# Recreating the AdventureWorks database. 
In this notebook, we perform all steps needed to 
1. clean out any previous iteration of the adventureworks database. 
2. download a zip file of the Adventure Works Database provided in parquet format. 
3. use that zip file to create tables in the `adventureworks` schema. 

Due to the limitations of the Databricks Free edition, I do not seem to have the ability to create seperate workspaces required to properly create the seperate schemas needed for a proper AdventureWorks database. For this reason, all tables have the prefix of the correct schema, e.g., what should be `adventureworks.person.emailaddress` is can be found at `workspace.adventureworks.person_emailaddress`. I will call out later in the script where this script should be modified to properly create the schema. 

This script should be run whenever a user wants to create the `adventureworks` database within a databricks system workspace, or wants to recreate/reset the tables. 

## Initial Setup
We start with importing all the libraries we are going to need for this script and ensure we are using the correct catalog. 

In [0]:
from pyspark.sql.types import StructType, StructField, IntegerType, StringType, DoubleType, DateType, FloatType
import os
import requests
import zipfile

In [0]:
%sql 
use catalog workspace

*Note*: The above cell needs to be changed depending on your catalog name. It likely is going to chage if you are able to create a catalog for `adventureworks`, you will likely also have the ability to create seperate schams, which is discussed more later. 

## Clean-up
Next we grab all schemas related to adventureworks and drop them.

In [0]:
schemas = spark.sql('''
select schema_name
from `information_schema`.`schemata` 
where schema_name like "adventureworks%"
limit 100;
''')

for schema in _sqldf.collect():
    spark.sql(f'''DROP SCHEMA IF EXISTS {schema.schema_name} CASCADE''')

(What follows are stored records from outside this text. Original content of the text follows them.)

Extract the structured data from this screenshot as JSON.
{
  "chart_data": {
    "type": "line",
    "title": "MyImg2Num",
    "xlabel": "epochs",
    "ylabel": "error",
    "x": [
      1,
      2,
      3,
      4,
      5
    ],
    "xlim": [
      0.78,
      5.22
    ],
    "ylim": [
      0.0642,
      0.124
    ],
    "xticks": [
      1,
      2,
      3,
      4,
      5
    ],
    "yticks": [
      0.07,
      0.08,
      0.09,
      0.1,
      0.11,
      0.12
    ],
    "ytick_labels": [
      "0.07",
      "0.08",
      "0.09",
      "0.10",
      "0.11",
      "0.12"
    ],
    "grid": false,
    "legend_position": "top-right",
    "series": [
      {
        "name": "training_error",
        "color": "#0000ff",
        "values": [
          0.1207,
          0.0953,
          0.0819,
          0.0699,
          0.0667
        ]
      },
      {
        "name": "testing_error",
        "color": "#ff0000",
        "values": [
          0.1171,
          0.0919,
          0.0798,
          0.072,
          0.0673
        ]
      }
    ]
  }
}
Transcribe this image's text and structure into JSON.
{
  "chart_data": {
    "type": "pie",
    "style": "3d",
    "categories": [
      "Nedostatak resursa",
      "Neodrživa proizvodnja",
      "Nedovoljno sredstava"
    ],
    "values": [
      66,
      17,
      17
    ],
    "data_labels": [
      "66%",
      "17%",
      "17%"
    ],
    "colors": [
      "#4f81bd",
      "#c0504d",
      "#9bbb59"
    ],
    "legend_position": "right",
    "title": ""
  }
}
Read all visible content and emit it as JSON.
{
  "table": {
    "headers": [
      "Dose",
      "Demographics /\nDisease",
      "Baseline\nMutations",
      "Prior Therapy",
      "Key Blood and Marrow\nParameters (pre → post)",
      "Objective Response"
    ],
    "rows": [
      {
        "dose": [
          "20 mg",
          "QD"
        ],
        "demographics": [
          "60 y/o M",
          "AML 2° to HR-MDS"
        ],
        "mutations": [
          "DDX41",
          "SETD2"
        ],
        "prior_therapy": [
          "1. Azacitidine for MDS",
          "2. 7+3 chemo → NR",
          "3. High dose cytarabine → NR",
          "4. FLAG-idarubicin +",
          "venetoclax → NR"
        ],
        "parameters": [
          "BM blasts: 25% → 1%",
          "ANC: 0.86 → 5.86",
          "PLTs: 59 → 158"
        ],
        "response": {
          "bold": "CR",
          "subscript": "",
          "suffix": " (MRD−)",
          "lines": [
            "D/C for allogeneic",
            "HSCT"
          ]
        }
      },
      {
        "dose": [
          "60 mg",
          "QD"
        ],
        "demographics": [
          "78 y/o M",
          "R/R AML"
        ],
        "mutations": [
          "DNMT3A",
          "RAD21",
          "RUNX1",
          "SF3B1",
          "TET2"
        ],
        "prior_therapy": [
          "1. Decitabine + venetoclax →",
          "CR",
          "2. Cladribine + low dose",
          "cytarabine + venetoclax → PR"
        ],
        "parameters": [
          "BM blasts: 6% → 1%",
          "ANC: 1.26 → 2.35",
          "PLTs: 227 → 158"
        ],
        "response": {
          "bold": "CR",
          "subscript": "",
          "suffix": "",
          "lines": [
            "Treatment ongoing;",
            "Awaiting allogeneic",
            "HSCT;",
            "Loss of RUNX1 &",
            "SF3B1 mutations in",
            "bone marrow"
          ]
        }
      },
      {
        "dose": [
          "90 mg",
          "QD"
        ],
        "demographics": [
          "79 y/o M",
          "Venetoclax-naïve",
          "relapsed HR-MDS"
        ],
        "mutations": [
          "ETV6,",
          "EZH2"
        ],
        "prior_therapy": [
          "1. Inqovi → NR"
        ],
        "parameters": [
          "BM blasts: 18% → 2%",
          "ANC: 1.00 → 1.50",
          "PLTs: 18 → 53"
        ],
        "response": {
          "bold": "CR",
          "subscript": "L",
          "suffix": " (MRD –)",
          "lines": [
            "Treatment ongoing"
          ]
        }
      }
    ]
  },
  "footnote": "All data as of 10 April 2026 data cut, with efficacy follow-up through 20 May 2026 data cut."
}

## Recreating Schema and Volume
Next, we recreate the namespaces used by this script. Specifcaly, we create the `adventureworks`, set it to the default, then create a volume within that schema to store the raw data files we are going to be using. 
*Note*: This is one of the areas that you can change if are using multiple catalogs. If you can create a `adventureworks` catalog, you would be able to create seperate schemas for each schema as defined by the original AdventureWorks sample database. This script would change, depending on that ability. 

In [0]:

%sql
CREATE SCHEMA adventureworks;
USE SCHEMA adventureworks;
CREATE VOLUME adventureworks.raw_data;

Next, we set a handful of variables we will be using to store files. 
*Note*: If you have the ability to create seperate catalogs, make sure you change your paths here as well.  

In [0]:
schema = 'adventureworks'
volume = 'raw_data'
url = 'https://github.com/olafusimichael/AdventureWorksParquet/archive/main.zip'
workspace_dir = f'/Volumes/workspace/{schema}/raw_data'
# parquet_dir = f'{workspace_dir}'
zip_path = f'{workspace_dir}/main.zip'
# dbutils.fs.mkdirs(parquet_dir)


At this point, we download the zip file, as provided by [Michael Olafusi (olafusimichael)](https://github.com/olafusimichael/AdventureWorksParquet) and save all data to our newly created volume.

In [0]:
with open(f'{workspace_dir}/main.zip', 'wb') as f:
    f.write(requests.get(url).content)
with zipfile.ZipFile(f'{workspace_dir}/main.zip', 'r') as zip_ref:
    zip_ref.extractall(workspace_dir)

## Table Creation
This is the meat and potatoes of this script. With everything else done, we loop through all parquete files, and create a table out of the data within. 

In [0]:
parquet_dir = f'{workspace_dir}/AdventureWorksParquet-main'
for file in dbutils.fs.ls(parquet_dir):
    if file.name.endswith('.parquet'):
        table_name = file.name.replace('.parquet', '').replace(".", "_")
        df = spark.read.parquet(file.path)
        df.write.mode('overwrite').saveAsTable(f'{schema}.{table_name}')

Once completed, you should be able to see all the tables in the `adventureworks` schema of your workspace.